A variação de tons do longa acompanha também abordagem formal distinta. O capítulo de Lissy tem o tom realista mais pesado. No de Tom a decupagem, isto é as escolhas dos planos, obedece a uma lógica mais controlada que se associa diretamente à própria função do personagem. É com o cuidado metódico de um maestro que o diretor alterna os planos de Tom regendo e da orquestra tocando. É com o mesmo rigor e frieza nos planos fixos que ele filma o diálogo entre mãe e filho, dilacerador na medida em que as verdades saem. Parece que não há espaço para mais ninguém naquela mesa, nem para respirar. Muito espaço, por outro lado, sobra com Ellen.
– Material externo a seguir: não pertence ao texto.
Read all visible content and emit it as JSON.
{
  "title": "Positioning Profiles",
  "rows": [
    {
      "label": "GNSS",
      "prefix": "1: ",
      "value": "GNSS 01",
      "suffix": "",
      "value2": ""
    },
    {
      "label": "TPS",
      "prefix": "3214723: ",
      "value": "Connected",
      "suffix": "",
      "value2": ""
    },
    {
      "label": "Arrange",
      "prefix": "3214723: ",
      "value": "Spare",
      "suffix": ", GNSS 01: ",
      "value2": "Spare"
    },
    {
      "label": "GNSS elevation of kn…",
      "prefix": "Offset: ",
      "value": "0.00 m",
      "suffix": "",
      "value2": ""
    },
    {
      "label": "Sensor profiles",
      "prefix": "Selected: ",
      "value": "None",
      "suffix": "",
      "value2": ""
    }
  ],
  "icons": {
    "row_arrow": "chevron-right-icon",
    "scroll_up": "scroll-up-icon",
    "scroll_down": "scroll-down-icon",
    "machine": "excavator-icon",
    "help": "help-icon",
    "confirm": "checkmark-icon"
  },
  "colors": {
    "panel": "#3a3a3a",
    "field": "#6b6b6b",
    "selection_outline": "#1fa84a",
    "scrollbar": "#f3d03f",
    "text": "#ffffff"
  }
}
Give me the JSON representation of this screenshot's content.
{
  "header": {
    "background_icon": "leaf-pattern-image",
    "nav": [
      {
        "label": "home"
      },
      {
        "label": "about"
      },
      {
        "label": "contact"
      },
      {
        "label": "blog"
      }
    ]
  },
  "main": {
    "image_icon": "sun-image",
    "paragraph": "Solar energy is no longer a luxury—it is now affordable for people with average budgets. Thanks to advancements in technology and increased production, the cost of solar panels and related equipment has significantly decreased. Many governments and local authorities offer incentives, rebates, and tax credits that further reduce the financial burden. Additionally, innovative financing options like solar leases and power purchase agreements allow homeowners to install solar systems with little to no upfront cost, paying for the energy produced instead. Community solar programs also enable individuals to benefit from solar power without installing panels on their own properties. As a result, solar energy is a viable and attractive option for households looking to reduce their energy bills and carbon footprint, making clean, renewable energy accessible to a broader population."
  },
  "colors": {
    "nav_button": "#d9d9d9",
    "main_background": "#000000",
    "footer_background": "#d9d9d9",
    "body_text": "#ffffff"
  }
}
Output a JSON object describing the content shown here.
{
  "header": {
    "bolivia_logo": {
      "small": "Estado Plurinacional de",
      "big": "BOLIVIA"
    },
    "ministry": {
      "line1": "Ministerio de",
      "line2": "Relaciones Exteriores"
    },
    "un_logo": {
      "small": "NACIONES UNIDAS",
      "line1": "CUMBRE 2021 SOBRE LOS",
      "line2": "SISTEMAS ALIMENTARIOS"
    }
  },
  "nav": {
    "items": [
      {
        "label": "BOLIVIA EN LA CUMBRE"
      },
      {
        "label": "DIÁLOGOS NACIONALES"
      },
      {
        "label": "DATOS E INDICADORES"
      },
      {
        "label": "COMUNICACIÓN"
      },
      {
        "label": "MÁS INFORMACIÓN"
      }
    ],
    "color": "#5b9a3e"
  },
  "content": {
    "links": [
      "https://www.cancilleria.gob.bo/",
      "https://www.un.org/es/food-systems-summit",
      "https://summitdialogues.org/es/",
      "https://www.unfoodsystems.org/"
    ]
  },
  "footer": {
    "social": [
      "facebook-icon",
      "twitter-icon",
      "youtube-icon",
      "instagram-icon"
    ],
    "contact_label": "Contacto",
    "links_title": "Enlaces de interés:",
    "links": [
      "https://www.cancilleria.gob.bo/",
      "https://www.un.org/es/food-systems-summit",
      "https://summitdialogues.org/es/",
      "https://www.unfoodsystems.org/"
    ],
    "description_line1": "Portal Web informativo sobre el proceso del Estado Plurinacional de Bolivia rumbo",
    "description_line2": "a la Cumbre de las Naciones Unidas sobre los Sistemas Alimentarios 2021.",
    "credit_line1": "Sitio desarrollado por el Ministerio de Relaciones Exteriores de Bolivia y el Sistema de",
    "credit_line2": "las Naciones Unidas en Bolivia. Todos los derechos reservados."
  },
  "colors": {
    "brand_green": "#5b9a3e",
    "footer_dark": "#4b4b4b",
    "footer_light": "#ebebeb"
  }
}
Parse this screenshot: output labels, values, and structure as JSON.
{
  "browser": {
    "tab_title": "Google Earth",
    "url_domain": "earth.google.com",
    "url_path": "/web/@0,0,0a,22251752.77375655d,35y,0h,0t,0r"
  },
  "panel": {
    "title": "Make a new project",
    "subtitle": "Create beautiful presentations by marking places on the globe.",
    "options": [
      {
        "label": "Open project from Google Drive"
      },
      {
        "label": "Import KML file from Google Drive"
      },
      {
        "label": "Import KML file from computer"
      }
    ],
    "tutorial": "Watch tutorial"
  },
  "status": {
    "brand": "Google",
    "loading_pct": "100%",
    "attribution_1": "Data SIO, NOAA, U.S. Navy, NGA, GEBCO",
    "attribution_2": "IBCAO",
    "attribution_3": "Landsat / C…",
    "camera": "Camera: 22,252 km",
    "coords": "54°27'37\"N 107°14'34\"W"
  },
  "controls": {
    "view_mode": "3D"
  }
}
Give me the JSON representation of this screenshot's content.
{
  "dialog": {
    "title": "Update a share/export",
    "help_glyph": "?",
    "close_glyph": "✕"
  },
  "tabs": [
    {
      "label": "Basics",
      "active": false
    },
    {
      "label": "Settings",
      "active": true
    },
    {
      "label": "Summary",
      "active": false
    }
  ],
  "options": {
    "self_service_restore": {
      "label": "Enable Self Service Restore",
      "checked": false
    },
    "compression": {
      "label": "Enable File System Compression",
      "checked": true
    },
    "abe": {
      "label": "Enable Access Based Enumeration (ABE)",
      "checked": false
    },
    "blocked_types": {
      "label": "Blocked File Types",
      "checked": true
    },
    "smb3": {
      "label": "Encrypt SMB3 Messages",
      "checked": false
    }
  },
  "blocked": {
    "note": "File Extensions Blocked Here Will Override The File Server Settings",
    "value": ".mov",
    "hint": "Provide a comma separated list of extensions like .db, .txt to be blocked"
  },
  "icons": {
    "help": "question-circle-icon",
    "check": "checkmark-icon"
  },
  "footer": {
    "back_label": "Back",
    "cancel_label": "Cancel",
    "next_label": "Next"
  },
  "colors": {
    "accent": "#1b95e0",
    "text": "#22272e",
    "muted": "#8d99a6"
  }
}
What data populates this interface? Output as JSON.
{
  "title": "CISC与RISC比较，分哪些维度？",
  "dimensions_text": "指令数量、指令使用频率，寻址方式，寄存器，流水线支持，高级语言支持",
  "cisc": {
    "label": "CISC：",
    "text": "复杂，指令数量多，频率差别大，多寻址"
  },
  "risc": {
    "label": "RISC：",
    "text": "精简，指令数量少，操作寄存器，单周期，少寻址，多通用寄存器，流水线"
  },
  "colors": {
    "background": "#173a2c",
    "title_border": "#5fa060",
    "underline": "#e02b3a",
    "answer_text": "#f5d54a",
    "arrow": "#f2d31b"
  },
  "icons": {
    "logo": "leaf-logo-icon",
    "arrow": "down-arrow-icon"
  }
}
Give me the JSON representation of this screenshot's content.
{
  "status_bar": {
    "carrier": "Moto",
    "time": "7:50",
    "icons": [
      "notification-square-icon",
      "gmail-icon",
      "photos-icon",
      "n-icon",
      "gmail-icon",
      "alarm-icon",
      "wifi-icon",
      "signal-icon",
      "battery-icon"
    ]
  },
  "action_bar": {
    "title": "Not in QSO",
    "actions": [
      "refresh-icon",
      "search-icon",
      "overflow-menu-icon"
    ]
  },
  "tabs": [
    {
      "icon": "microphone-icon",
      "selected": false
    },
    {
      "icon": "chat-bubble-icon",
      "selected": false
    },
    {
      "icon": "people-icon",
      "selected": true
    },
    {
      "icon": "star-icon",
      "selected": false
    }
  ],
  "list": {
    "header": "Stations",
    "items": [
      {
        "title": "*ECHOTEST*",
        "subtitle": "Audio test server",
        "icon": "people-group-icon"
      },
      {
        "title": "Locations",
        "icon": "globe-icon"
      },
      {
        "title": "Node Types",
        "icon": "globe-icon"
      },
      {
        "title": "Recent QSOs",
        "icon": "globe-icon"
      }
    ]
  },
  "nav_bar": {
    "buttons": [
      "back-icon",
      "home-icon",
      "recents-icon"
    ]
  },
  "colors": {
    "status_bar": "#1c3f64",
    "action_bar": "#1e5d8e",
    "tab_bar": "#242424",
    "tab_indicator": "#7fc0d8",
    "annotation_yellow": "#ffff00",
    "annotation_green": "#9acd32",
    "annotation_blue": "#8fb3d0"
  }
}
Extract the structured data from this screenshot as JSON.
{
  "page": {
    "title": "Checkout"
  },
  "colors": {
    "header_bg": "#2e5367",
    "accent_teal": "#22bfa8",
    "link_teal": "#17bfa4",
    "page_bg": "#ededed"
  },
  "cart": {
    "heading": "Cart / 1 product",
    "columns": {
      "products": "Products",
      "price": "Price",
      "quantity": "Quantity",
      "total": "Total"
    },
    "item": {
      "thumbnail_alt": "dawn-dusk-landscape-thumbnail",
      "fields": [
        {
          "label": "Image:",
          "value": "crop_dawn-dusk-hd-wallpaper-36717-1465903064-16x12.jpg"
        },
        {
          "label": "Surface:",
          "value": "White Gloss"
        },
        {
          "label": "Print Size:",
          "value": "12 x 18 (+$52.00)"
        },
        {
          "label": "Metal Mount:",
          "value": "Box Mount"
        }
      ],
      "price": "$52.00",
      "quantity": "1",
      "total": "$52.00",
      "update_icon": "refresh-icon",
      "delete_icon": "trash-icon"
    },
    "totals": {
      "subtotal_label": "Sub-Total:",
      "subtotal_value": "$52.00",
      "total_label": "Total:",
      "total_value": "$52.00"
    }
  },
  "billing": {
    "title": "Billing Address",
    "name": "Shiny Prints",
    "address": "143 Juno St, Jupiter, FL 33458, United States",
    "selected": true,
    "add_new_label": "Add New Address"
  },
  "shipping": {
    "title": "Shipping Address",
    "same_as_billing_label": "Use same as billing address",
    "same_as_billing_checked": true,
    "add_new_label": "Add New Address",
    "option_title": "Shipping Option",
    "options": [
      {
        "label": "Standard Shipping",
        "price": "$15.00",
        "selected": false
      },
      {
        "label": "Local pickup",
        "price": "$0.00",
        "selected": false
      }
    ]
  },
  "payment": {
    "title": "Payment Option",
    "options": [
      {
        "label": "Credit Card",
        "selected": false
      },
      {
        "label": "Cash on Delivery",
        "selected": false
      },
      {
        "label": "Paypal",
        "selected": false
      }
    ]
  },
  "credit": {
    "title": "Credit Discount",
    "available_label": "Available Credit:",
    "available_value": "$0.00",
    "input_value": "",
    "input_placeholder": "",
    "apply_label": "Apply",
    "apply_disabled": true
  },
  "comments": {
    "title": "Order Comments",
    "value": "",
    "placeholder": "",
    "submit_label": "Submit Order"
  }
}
A câmera trôpega na mão, o uso do neon, a loucura das noites de bebedeira e os planos zenitais dão um aspecto visivelmente mais estilizado ao longa. Assim, coloca o espectador dentro da relação dela com o colega dentista e reforça a distância com a família até mesmo pelo tratamento distinto da mise-en-scène.

Dedicado aos vivos e mortos da família do diretor, “Dying – A Última Sinfonia” é um filme que se estrutura bem na alternância entre o drama pesado, com um texto muito ferino e sucessões de tragédias, e o humor ácido que entrecorta o ritmo fúnebre que guia boa parte da rodagem. Há ainda um esforço notável em estruturar e fazer funcionar as três horas do longa. Neste sentido, a narrativa capitular ajuda a renovar sucessivamente o encaminhamento dramático, pelo uso de elipses e novos conflitos dos diferentes personagens. É como se fossem diferentes movimentos em uma composição. Para voltar ao réquiem, o Intróito vem com a mãe, Kyrie Eleison com Tom e Dies Irae, parte mais apoteótica da composição, com Ellen, até chegar à resolução. A decisão de Matthias Glasner de filmar de acordo com o tom de cada um dos personagens também traz esse frescor. Os encontros das linhas narrativas, altamente antecipados pelo espectador, funcionam como clímax, mas também exercem carga cômica. Nos dois últimos capítulos, o cineasta encontra formalmente o equilíbrio que marca o drama familiar em concerto em sua totalidade.